Now I have a few options in mind and you can choose the one that would be the best for you with least effort:
-
the people around I talk with mostly work at universities across Europe and have even Patreon or Youtube to share knowledge and spread and promote NVIDIA technologies and products, me personally is working on STEM education platform - like ChatGPT but with a lot of individual assistens and including real-time avatar with microphone communication in many European languages: Would it be possible if we have some association of universities and want to ask you for licensing cuFile for non-profit?
-
Microsoft GPUDirect: would it be possible to have 1:1 replacement of cuFile, and possibly GDS, with Microsoft GPUDirect? In Windows 11 it shows that our cards have it enabled and it is supported out of the box
-
Until we find some solution like licensing cuFile or adding it to CUDA TOOLKIT for Windows or letting someone finish Windows implementation, my idea how not to make everyone angry and stop them complaining here on forums or on Github, I brainstorm various solution with AI and one of them could look like this:
ChatGPT (gpt4-o) would read API documentation of header outline on your website and generate stubs. These stubs would then be cross-compiled for both Linux and Windows. But they would be placed just in Windows, somewhere on class path of Pytorch virtual environment. Now someone call any of these libraries from Windows Dev env (VS Code + PyTorch), this stub would act as a proxy design pattern and the function call with all parameters would be routed to WSL2 container (either using SSH or shared memory).
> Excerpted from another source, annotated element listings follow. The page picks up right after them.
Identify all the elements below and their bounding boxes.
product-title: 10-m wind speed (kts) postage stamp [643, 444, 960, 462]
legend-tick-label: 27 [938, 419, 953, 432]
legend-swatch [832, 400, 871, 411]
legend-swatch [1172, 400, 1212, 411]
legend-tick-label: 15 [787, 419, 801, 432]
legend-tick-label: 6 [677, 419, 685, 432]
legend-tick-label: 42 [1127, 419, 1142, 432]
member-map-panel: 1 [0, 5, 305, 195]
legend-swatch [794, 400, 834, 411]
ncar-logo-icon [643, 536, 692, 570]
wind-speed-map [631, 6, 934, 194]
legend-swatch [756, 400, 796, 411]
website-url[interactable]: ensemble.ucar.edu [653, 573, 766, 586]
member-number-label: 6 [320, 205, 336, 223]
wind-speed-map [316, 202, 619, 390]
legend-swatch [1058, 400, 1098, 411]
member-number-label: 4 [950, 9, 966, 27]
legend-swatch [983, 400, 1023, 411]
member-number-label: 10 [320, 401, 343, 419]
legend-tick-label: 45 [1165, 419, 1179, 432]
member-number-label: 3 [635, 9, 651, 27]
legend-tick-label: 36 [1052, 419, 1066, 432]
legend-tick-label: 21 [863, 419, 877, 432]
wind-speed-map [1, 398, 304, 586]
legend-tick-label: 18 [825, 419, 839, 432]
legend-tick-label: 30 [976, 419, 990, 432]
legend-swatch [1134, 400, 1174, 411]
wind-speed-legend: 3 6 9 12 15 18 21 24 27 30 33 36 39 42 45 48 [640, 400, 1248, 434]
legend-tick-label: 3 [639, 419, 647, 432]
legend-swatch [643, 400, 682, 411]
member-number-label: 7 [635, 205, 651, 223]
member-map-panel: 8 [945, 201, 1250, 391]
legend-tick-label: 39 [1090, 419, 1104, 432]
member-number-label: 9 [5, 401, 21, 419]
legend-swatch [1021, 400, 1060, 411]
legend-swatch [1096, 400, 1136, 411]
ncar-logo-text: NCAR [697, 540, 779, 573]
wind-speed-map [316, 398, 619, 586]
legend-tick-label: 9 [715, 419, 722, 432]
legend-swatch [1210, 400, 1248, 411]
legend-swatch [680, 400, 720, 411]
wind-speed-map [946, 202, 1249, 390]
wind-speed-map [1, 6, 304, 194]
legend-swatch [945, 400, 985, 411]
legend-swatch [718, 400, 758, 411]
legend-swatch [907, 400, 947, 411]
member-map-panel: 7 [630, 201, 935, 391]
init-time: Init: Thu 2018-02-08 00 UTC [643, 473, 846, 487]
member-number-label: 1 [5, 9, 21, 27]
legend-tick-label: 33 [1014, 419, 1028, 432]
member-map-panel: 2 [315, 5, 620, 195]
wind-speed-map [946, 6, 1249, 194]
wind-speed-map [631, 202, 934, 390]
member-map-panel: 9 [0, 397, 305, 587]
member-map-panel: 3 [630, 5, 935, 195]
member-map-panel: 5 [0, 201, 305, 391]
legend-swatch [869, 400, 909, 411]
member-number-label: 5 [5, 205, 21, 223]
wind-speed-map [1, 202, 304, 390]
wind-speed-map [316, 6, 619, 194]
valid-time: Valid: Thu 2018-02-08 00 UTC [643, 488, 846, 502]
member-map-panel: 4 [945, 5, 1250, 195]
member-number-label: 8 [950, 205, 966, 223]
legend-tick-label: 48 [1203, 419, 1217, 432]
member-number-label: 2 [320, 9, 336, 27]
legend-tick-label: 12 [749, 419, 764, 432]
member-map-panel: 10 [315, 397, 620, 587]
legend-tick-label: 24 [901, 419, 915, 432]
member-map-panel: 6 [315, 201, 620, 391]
The result would be then returned back to Host OS (Windows) to PyTorch. Therefore developers would focus on Windows only and CUDA TOOLKIT in WSL2 would act as background service. This would provide a seamless workflow and they should even know about it because it would be implemented in that way. So nobody would get angry anymore :-D
The high level outline of this solution is here: Project: Phantom CUDA Bridge · NANOTRIK-AI · Discussion #1 · GitHub
Thank you and have a nice day! And apologize that I probably made you stand up, off the chair, few times :-D
but now you know why it is not good to ask me where I read some claim, I have good memory, but it is difficult to find some nested page and also I am perfectionist so I get stuck in loop and it takes me 2-3 hours to provide some data and write some response.
The purpose of having more agressive stance was to express various frustrations of several people. It is midnight and I need to work on some AI now.